The fall in the share prices of Woolworths and Wesfarmers (Coles and Bunnings) over the last few days is the first sign that the market realises that the dramatic events taking place in Canberra are going to hit already sluggish retail spending.

It’s the first whiff that the market understands what is about to take place.

Whether it is a tax levy on middle-income Australia, a cut in welfare or slashing government spending in particular areas, we are going to see measures that will reduce people’s spending power and/or create job uncertainty.

This squeeze on the economy comes just as we are about to lift shift allowances and penalty rates in retail as part of a decision made four years ago which cuts in on July 1 (Australia faces a humiliating retail calamity, November 12). That’s a very nasty retail combination -- higher wages and reduced demand. And what’s happening in retail will spread through the economy.

Right now this underlying problem is being masked by higher house prices -- not generated by real demand via first home buyers but driven by Chinese buying and by a lowering of bank credit standards to allow a big rise in investment house buying on the expectation of higher rents.

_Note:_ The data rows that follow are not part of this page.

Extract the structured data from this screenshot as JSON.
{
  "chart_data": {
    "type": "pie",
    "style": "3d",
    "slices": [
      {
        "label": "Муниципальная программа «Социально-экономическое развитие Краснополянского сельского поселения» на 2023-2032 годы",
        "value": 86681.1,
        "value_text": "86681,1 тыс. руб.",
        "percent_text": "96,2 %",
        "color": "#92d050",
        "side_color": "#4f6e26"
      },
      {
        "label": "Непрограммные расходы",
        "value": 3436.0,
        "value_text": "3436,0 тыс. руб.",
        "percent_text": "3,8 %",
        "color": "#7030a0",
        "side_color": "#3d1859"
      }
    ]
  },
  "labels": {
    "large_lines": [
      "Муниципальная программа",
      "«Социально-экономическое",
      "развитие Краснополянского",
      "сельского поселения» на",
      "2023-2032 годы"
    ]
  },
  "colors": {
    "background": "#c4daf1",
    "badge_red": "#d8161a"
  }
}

If the clamps on the Chinese shadow banking system are to be continued for an extended period we are likely to see fallout in the Australian property market (China’s shadow banking squeeze could choke Australia, April 30).

The cocktail of higher retail wages, lower consumer spending, increased job insecurity, a lowering of bank credit standards to foster housing investors, and a Chinese shadow banking squeeze, is a dangerous combination if events. In normal circumstances there would be a further fall in Australian interest rates to boost consumer demand and lower the dollar. But the current low rates, fanned by lower lending standards, are driving money away from bank deposits into investment properties.

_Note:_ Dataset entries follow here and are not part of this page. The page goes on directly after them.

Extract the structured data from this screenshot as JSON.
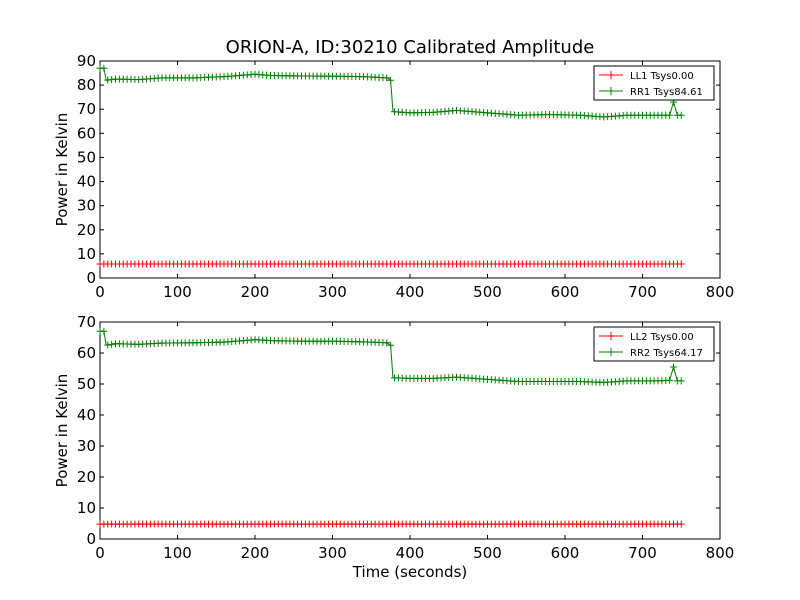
{
  "figure": {
    "title": "ORION-A, ID:30210 Calibrated Amplitude",
    "xlabel": "Time (seconds)"
  },
  "chart_data": [
    {
      "type": "line",
      "ylabel": "Power in Kelvin",
      "xlim": [
        0,
        800
      ],
      "ylim": [
        0,
        90
      ],
      "xticks": [
        0,
        100,
        200,
        300,
        400,
        500,
        600,
        700,
        800
      ],
      "yticks": [
        0,
        10,
        20,
        30,
        40,
        50,
        60,
        70,
        80,
        90
      ],
      "grid": false,
      "legend_placement": "top-right",
      "series": [
        {
          "name": "LL1 Tsys0.00",
          "color": "#ff0000",
          "marker": "plus",
          "points": [
            [
              0,
              5.8
            ],
            [
              750,
              5.8
            ]
          ]
        },
        {
          "name": "RR1 Tsys84.61",
          "color": "#008000",
          "marker": "plus",
          "points": [
            [
              0,
              87
            ],
            [
              5,
              87
            ],
            [
              8,
              82
            ],
            [
              20,
              82.5
            ],
            [
              50,
              82.3
            ],
            [
              80,
              83
            ],
            [
              120,
              83
            ],
            [
              160,
              83.5
            ],
            [
              200,
              84.5
            ],
            [
              220,
              84
            ],
            [
              260,
              83.8
            ],
            [
              300,
              83.7
            ],
            [
              340,
              83.5
            ],
            [
              370,
              83
            ],
            [
              375,
              82
            ],
            [
              378,
              69
            ],
            [
              400,
              68.5
            ],
            [
              430,
              68.7
            ],
            [
              460,
              69.5
            ],
            [
              500,
              68.5
            ],
            [
              540,
              67.5
            ],
            [
              580,
              67.8
            ],
            [
              620,
              67.5
            ],
            [
              650,
              66.8
            ],
            [
              680,
              67.5
            ],
            [
              720,
              67.5
            ],
            [
              735,
              67.5
            ],
            [
              740,
              73
            ],
            [
              745,
              67.5
            ],
            [
              750,
              67.5
            ]
          ]
        }
      ]
    },
    {
      "type": "line",
      "ylabel": "Power in Kelvin",
      "xlim": [
        0,
        800
      ],
      "ylim": [
        0,
        70
      ],
      "xticks": [
        0,
        100,
        200,
        300,
        400,
        500,
        600,
        700,
        800
      ],
      "yticks": [
        0,
        10,
        20,
        30,
        40,
        50,
        60,
        70
      ],
      "grid": false,
      "legend_placement": "top-right",
      "series": [
        {
          "name": "LL2 Tsys0.00",
          "color": "#ff0000",
          "marker": "plus",
          "points": [
            [
              0,
              4.8
            ],
            [
              750,
              4.8
            ]
          ]
        },
        {
          "name": "RR2 Tsys64.17",
          "color": "#008000",
          "marker": "plus",
          "points": [
            [
              0,
              67
            ],
            [
              5,
              67
            ],
            [
              8,
              62.5
            ],
            [
              20,
              63
            ],
            [
              50,
              62.8
            ],
            [
              80,
              63.2
            ],
            [
              120,
              63.3
            ],
            [
              160,
              63.5
            ],
            [
              200,
              64.3
            ],
            [
              220,
              64
            ],
            [
              260,
              63.8
            ],
            [
              300,
              63.8
            ],
            [
              340,
              63.6
            ],
            [
              370,
              63.3
            ],
            [
              375,
              62.5
            ],
            [
              378,
              52
            ],
            [
              400,
              51.8
            ],
            [
              430,
              51.8
            ],
            [
              460,
              52.2
            ],
            [
              500,
              51.5
            ],
            [
              540,
              50.8
            ],
            [
              580,
              50.8
            ],
            [
              620,
              50.8
            ],
            [
              650,
              50.5
            ],
            [
              680,
              51
            ],
            [
              720,
              51
            ],
            [
              735,
              51.2
            ],
            [
              740,
              55.5
            ],
            [
              745,
              51
            ],
            [
              750,
              51
            ]
          ]
        }
      ]
    }
  ]
}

In previous tough times we have received a ‘get out of jail free card’ via higher commodity prices, but there is no joy in iron ore, coal or gas prices at the moment. Indeed the price of each of these key export materials is under pressure.

I don’t want to alarm readers but we have a situation where there are a series of decisions being made in government, housing, banking, wages and investment that are at odds with each other.

The government knows that it faces major employment problems with the end of the mining investment boom and the close of auto manufacturing, plus the switch from store-based retail to online retail. Its answer is massive investment in infrastructure. This will help but it takes time to ramp it up and it helps only part of the community.

I am not sure Tony Abbott and Joe Hockey fully understand what is ahead. We will know more when we see the budget.